The team found exceedingly high levels of arsenic and chromium in urine samples collected from 107 children living in the north-central region of Mexico – levels that were even higher than exposure limits set for adults. When the team measured traditional biomarkers of kidney function – such as those measured at a routine physical exam – they did not find elevated levels of these markers. However, more sensitive and specific biomarkers of kidney injury recently qualified by the FDA for use in preclinical studies, including Kidney Injury Molecule-1 (KIM-1), were elevated in the children. (KIM-1 was first discovered by paper co-author Joseph Bonventre, MD, PhD, chief of the Renal Unit and director of the Bioengineering Division at BWH.)
“For the first time, we’ve been able to evaluate and assess an early warning sign of kidney injury – one that may give us the ability to act in advance before there is irreversible harm,” said first author Mariana Cardenas-Gonzalez, PhD, a postdoctoral fellow in the Vaidya lab. “This may be a problem that can be solved by reducing exposure, but first we need to understand how such high levels of these toxins are winding up in the urine of these children.”
The research team also tested water samples from the children’s tap water, identifying contaminated drinking supply as the likely source of arsenic. The source of chromium, however, remains unknown. Chromium exposure can come from contaminated air, soil, water, food or tobacco products and further studies will be needed to identify which source or sources may be responsible for the children’s elevated levels.

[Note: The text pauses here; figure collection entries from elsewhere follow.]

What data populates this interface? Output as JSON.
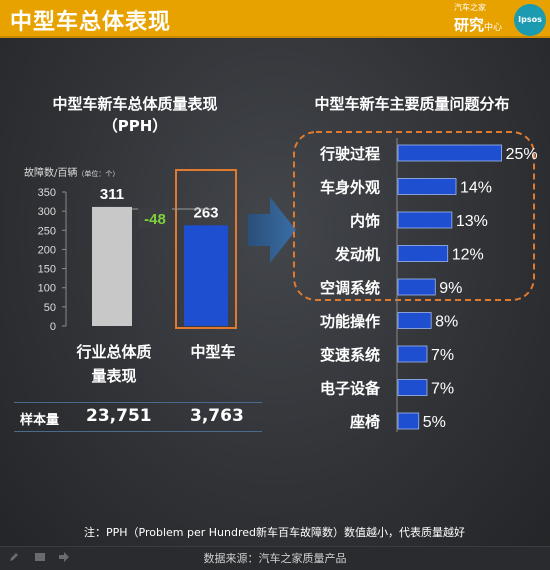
{
  "header": {
    "title": "中型车总体表现"
  },
  "logo": {
    "line1": "汽车之家",
    "line2": "研究",
    "line2_small": "中心",
    "brand": "Ipsos"
  },
  "left_title_line1": "中型车新车总体质量表现",
  "left_title_line2": "（PPH）",
  "right_title": "中型车新车主要质量问题分布",
  "ylabel": "故障数/百辆",
  "ylabel_unit": "（单位：个）",
  "diff_label": "-48",
  "category_labels": [
    "行业总体质\n量表现",
    "中型车"
  ],
  "sample": {
    "label": "样本量",
    "values": [
      "23,751",
      "3,763"
    ]
  },
  "note": "注：PPH（Problem per Hundred新车百车故障数）数值越小，代表质量越好",
  "source": "数据来源：汽车之家质量产品",
  "colors": {
    "header": "#e8a200",
    "gray_bar": "#c8c8c8",
    "blue_bar": "#1f4fd1",
    "highlight_orange": "#e07a2e",
    "arrow": "#2e5a88",
    "diff_green": "#7fd13b"
  },
  "icons": [
    "pencil-icon",
    "screen-icon",
    "arrow-right-icon"
  ],
  "chart_data": [
    {
      "type": "bar",
      "title": "中型车新车总体质量表现（PPH）",
      "categories": [
        "行业总体质量表现",
        "中型车"
      ],
      "values": [
        311,
        263
      ],
      "value_labels": [
        "311",
        "263"
      ],
      "ylabel": "故障数/百辆（单位：个）",
      "ylim": [
        0,
        350
      ],
      "yticks": [
        0,
        50,
        100,
        150,
        200,
        250,
        300,
        350
      ],
      "grid": false
    },
    {
      "type": "bar",
      "orientation": "horizontal",
      "title": "中型车新车主要质量问题分布",
      "categories": [
        "行驶过程",
        "车身外观",
        "内饰",
        "发动机",
        "空调系统",
        "功能操作",
        "变速系统",
        "电子设备",
        "座椅"
      ],
      "values": [
        25,
        14,
        13,
        12,
        9,
        8,
        7,
        7,
        5
      ],
      "value_labels": [
        "25%",
        "14%",
        "13%",
        "12%",
        "9%",
        "8%",
        "7%",
        "7%",
        "5%"
      ],
      "xlim": [
        0,
        30
      ],
      "grid": false
    }
  ]
}
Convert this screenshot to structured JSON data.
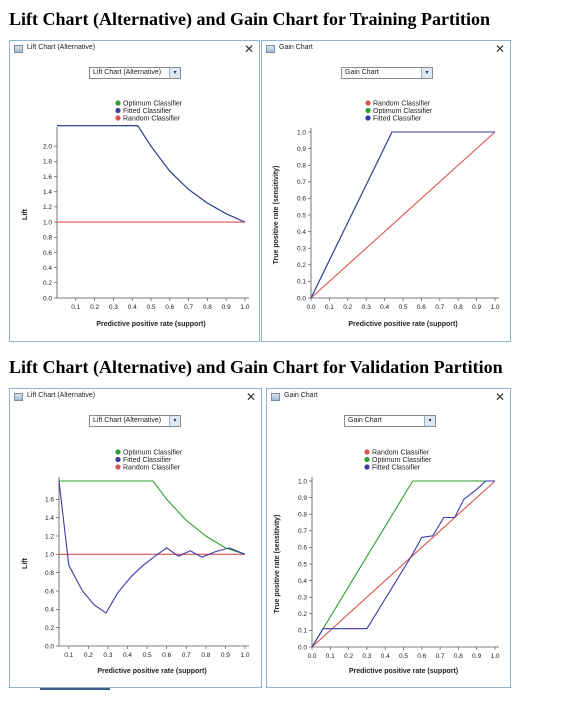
{
  "headings": {
    "training": "Lift Chart (Alternative) and Gain Chart for Training Partition",
    "validation": "Lift Chart (Alternative) and Gain Chart for Validation Partition"
  },
  "windows": {
    "lift_title": "Lift Chart (Alternative)",
    "gain_title": "Gain Chart",
    "close_glyph": "✕",
    "lift_dropdown": "Lift Chart (Alternative)",
    "gain_dropdown": "Gain Chart",
    "dropdown_arrow": "▾"
  },
  "colors": {
    "optimum": "#2ca02c",
    "fitted": "#3a3aa8",
    "random": "#d9534f",
    "axis": "#555555",
    "window_border": "#8fb4cf"
  },
  "chart_data": [
    {
      "id": "train_lift",
      "type": "line",
      "ylabel": "Lift",
      "xlabel": "Predictive positive rate (support)",
      "xlim": [
        0,
        1
      ],
      "ylim": [
        0,
        2.2
      ],
      "xticks": [
        "0.1",
        "0.2",
        "0.3",
        "0.4",
        "0.5",
        "0.6",
        "0.7",
        "0.8",
        "0.9",
        "1.0"
      ],
      "yticks": [
        "0.0",
        "0.2",
        "0.4",
        "0.6",
        "0.8",
        "1.0",
        "1.2",
        "1.4",
        "1.6",
        "1.8",
        "2.0"
      ],
      "xticks_values": [
        0.1,
        0.2,
        0.3,
        0.4,
        0.5,
        0.6,
        0.7,
        0.8,
        0.9,
        1.0
      ],
      "yticks_values": [
        0,
        0.2,
        0.4,
        0.6,
        0.8,
        1.0,
        1.2,
        1.4,
        1.6,
        1.8,
        2.0
      ],
      "legend": [
        "Optimum Classifier",
        "Fitted Classifier",
        "Random Classifier"
      ],
      "legend_colors": [
        "#2ca02c",
        "#3a3aa8",
        "#d9534f"
      ],
      "series": [
        {
          "name": "Random Classifier",
          "color": "#d9534f",
          "x": [
            0,
            1
          ],
          "y": [
            1.0,
            1.0
          ]
        },
        {
          "name": "Optimum Classifier",
          "color": "#2ca02c",
          "x": [
            0,
            0.43,
            0.5,
            0.6,
            0.7,
            0.8,
            0.9,
            1.0
          ],
          "y": [
            2.27,
            2.27,
            2.0,
            1.67,
            1.43,
            1.25,
            1.11,
            1.0
          ]
        },
        {
          "name": "Fitted Classifier",
          "color": "#3a3aa8",
          "x": [
            0,
            0.43,
            0.5,
            0.6,
            0.7,
            0.8,
            0.9,
            1.0
          ],
          "y": [
            2.27,
            2.27,
            2.0,
            1.67,
            1.43,
            1.25,
            1.11,
            1.0
          ]
        }
      ]
    },
    {
      "id": "train_gain",
      "type": "line",
      "ylabel": "True positive rate (sensitivity)",
      "xlabel": "Predictive positive rate (support)",
      "xlim": [
        0,
        1
      ],
      "ylim": [
        0,
        1
      ],
      "xticks": [
        "0.0",
        "0.1",
        "0.2",
        "0.3",
        "0.4",
        "0.5",
        "0.6",
        "0.7",
        "0.8",
        "0.9",
        "1.0"
      ],
      "yticks": [
        "0.0",
        "0.1",
        "0.2",
        "0.3",
        "0.4",
        "0.5",
        "0.6",
        "0.7",
        "0.8",
        "0.9",
        "1.0"
      ],
      "xticks_values": [
        0,
        0.1,
        0.2,
        0.3,
        0.4,
        0.5,
        0.6,
        0.7,
        0.8,
        0.9,
        1.0
      ],
      "yticks_values": [
        0,
        0.1,
        0.2,
        0.3,
        0.4,
        0.5,
        0.6,
        0.7,
        0.8,
        0.9,
        1.0
      ],
      "legend": [
        "Random Classifier",
        "Optimum Classifier",
        "Fitted Classifier"
      ],
      "legend_colors": [
        "#d9534f",
        "#2ca02c",
        "#3a3aa8"
      ],
      "series": [
        {
          "name": "Random Classifier",
          "color": "#d9534f",
          "x": [
            0,
            1
          ],
          "y": [
            0,
            1
          ]
        },
        {
          "name": "Optimum Classifier",
          "color": "#2ca02c",
          "x": [
            0,
            0.44,
            1.0
          ],
          "y": [
            0,
            1.0,
            1.0
          ]
        },
        {
          "name": "Fitted Classifier",
          "color": "#3a3aa8",
          "x": [
            0,
            0.44,
            1.0
          ],
          "y": [
            0,
            1.0,
            1.0
          ]
        }
      ]
    },
    {
      "id": "valid_lift",
      "type": "line",
      "ylabel": "Lift",
      "xlabel": "Predictive positive rate (support)",
      "xlim": [
        0.05,
        1
      ],
      "ylim": [
        0,
        1.8
      ],
      "xticks": [
        "0.1",
        "0.2",
        "0.3",
        "0.4",
        "0.5",
        "0.6",
        "0.7",
        "0.8",
        "0.9",
        "1.0"
      ],
      "yticks": [
        "0.0",
        "0.2",
        "0.4",
        "0.6",
        "0.8",
        "1.0",
        "1.2",
        "1.4",
        "1.6"
      ],
      "xticks_values": [
        0.1,
        0.2,
        0.3,
        0.4,
        0.5,
        0.6,
        0.7,
        0.8,
        0.9,
        1.0
      ],
      "yticks_values": [
        0,
        0.2,
        0.4,
        0.6,
        0.8,
        1.0,
        1.2,
        1.4,
        1.6
      ],
      "legend": [
        "Optimum Classifier",
        "Fitted Classifier",
        "Random Classifier"
      ],
      "legend_colors": [
        "#2ca02c",
        "#3a3aa8",
        "#d9534f"
      ],
      "series": [
        {
          "name": "Random Classifier",
          "color": "#d9534f",
          "x": [
            0.05,
            1.0
          ],
          "y": [
            1.0,
            1.0
          ]
        },
        {
          "name": "Optimum Classifier",
          "color": "#2ca02c",
          "x": [
            0.05,
            0.53,
            0.6,
            0.7,
            0.8,
            0.9,
            1.0
          ],
          "y": [
            1.8,
            1.8,
            1.6,
            1.37,
            1.2,
            1.07,
            1.0
          ]
        },
        {
          "name": "Fitted Classifier",
          "color": "#3a3aa8",
          "x": [
            0.05,
            0.1,
            0.17,
            0.23,
            0.29,
            0.35,
            0.42,
            0.48,
            0.54,
            0.6,
            0.66,
            0.72,
            0.78,
            0.85,
            0.92,
            1.0
          ],
          "y": [
            1.8,
            0.88,
            0.6,
            0.45,
            0.36,
            0.58,
            0.76,
            0.88,
            0.98,
            1.07,
            0.98,
            1.04,
            0.97,
            1.03,
            1.07,
            1.0
          ]
        }
      ]
    },
    {
      "id": "valid_gain",
      "type": "line",
      "ylabel": "True positive rate (sensitivity)",
      "xlabel": "Predictive positive rate (support)",
      "xlim": [
        0,
        1
      ],
      "ylim": [
        0,
        1
      ],
      "xticks": [
        "0.0",
        "0.1",
        "0.2",
        "0.3",
        "0.4",
        "0.5",
        "0.6",
        "0.7",
        "0.8",
        "0.9",
        "1.0"
      ],
      "yticks": [
        "0.0",
        "0.1",
        "0.2",
        "0.3",
        "0.4",
        "0.5",
        "0.6",
        "0.7",
        "0.8",
        "0.9",
        "1.0"
      ],
      "xticks_values": [
        0,
        0.1,
        0.2,
        0.3,
        0.4,
        0.5,
        0.6,
        0.7,
        0.8,
        0.9,
        1.0
      ],
      "yticks_values": [
        0,
        0.1,
        0.2,
        0.3,
        0.4,
        0.5,
        0.6,
        0.7,
        0.8,
        0.9,
        1.0
      ],
      "legend": [
        "Random Classifier",
        "Optimum Classifier",
        "Fitted Classifier"
      ],
      "legend_colors": [
        "#d9534f",
        "#2ca02c",
        "#3a3aa8"
      ],
      "series": [
        {
          "name": "Random Classifier",
          "color": "#d9534f",
          "x": [
            0,
            1
          ],
          "y": [
            0,
            1
          ]
        },
        {
          "name": "Optimum Classifier",
          "color": "#2ca02c",
          "x": [
            0,
            0.55,
            1.0
          ],
          "y": [
            0,
            1.0,
            1.0
          ]
        },
        {
          "name": "Fitted Classifier",
          "color": "#3a3aa8",
          "x": [
            0,
            0.06,
            0.3,
            0.55,
            0.6,
            0.66,
            0.72,
            0.78,
            0.83,
            0.9,
            0.95,
            1.0
          ],
          "y": [
            0,
            0.11,
            0.11,
            0.56,
            0.66,
            0.67,
            0.78,
            0.78,
            0.89,
            0.95,
            1.0,
            1.0
          ]
        }
      ]
    }
  ]
}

In addition to the unknown route of exposure, other questions remain to be answered about the short-term and long-term consequences of elevated levels of these toxins in children and whether reducing exposure may reduce risk of injury. Cardenas-Gonzalez, who is currently in the process of accepting a role as a principal investigator at a university in Mexico that will begin this fall, plans to return to Villa de Reyes county in San Luis Potosi, Mexico to continue to follow the children over time.